Sie finden unter anderem heraus, dass der Täter mehrfach psychisch
auffällig war, und fragen sich, warum er trotzdem einen Waffenschein hatte.
Sie finden heraus, dass der Notausgang der Bar verschlossen war, weil ein
Polizist das angeordnet hatte, damit bei polizeilichen Razzien niemand
abhauen könnte.
Sie finden heraus, dass ihr Sohn, Bruder, Neffe oder Onkel möglicherweise
überlebt hätte, wenn er durch diese Tür vor dem Attentäter hätte fliehen
können. Sie finden heraus, warum der Notruf ihres Sohns, Bruders, Neffen
oder Onkels, der den Attentäter mit seinem Autor verfolgte, stellte und von
ihm erschossen wurde, niemanden erreichte: Das zweite Telefon in der
Notrufzentrale war nicht besetzt.
Jahrelang müssen Sie darum kämpfen, dass endlich ein Untersuchungsausschuss
im Landtag eingesetzt wird. Im Abschlussbericht steht dann, dass die Stadt
im Falle des verschlossenen Notausgangs ihrer Fürsorgepflicht nicht
nachgekommen sei.
## Konsequenzen die wehtun
Sie müssen nun aber feststellen, dass sich kein Politiker bei Ihnen oder in
der Öffentlichkeit meldet und zugibt, dass Fehler gemacht wurden. Sie
müssen feststellen, dass niemand Verantwortung übernimmt und Sie um
Entschuldigung bittet. Niemand wird für die Fehler zur Rechenschaft
gezogen.
Stattdessen kriegen Sie eine Einladung von Ihrem Bürgermeister, der Sie
dazu einlädt, gemeinsam mit ihm am Todestag Ihres Sohns, Bruders, Neffen
oder Onkels an dessen Grab in Stille zu trauern. Und das, [1][obwohl Sie
dem Bürgermeister klipp und klar gesagt haben], dass Sie an diesem Tag
gerne alleine und nicht im Beisein von Politikern sein wollen.

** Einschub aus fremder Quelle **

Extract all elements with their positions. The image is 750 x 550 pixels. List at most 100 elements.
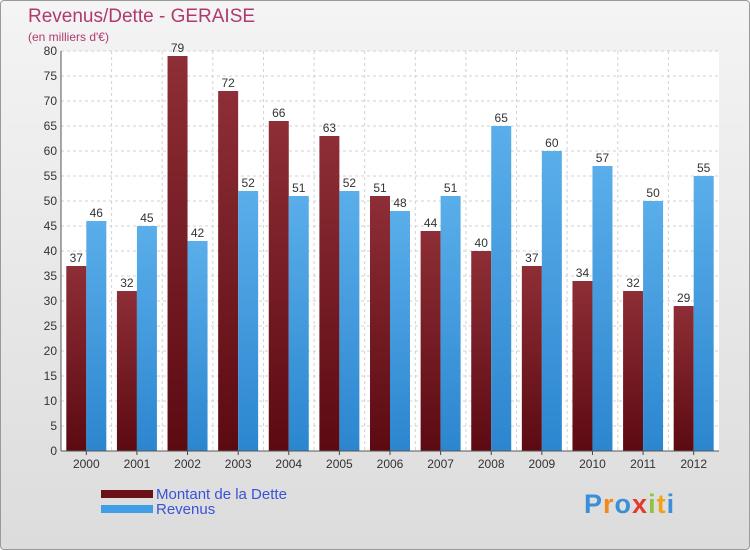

Wenn Sie zusätzlich dann noch erfahren, dass die Stadt das Denkmal für
Ihren ermordeten Sohn, Bruder, Neffen oder Onkel nicht mehr wie geplant auf
dem zentralen Marktplatz bauen will, sondern abseits, und [2][dass Sie bei
der Gedenkfeier am Jahrestag dieses Mal nicht reden dürfen]: Als wie
ernsthaft würden Sie dann die Absichtserklärungen der Politiker
einschätzen, alles zu tun, dass sich so etwas nicht noch mal wiederholt?
Würde Ihr Vertrauensverhältnis in diesen Staat ins Wanken geraten? Würden
Sie denken, dass deutsche Aufklärung für deutsche Politiker da endet, wo
sie Konsequenzen ziehen müssten? Konsequenzen, die wehtun, weil sie gegen
den eigenen Apparat ermitteln müssten?
Würden Sie denken, dass das aber ganz schön krass ist, weil in deutschen
Behörden möglicherweise immer noch rechte Netzwerke bestehen? Und ist die
Sache mit dem rechten Terrornetzwerk NSU nicht ebenfalls noch unaufgeklärt?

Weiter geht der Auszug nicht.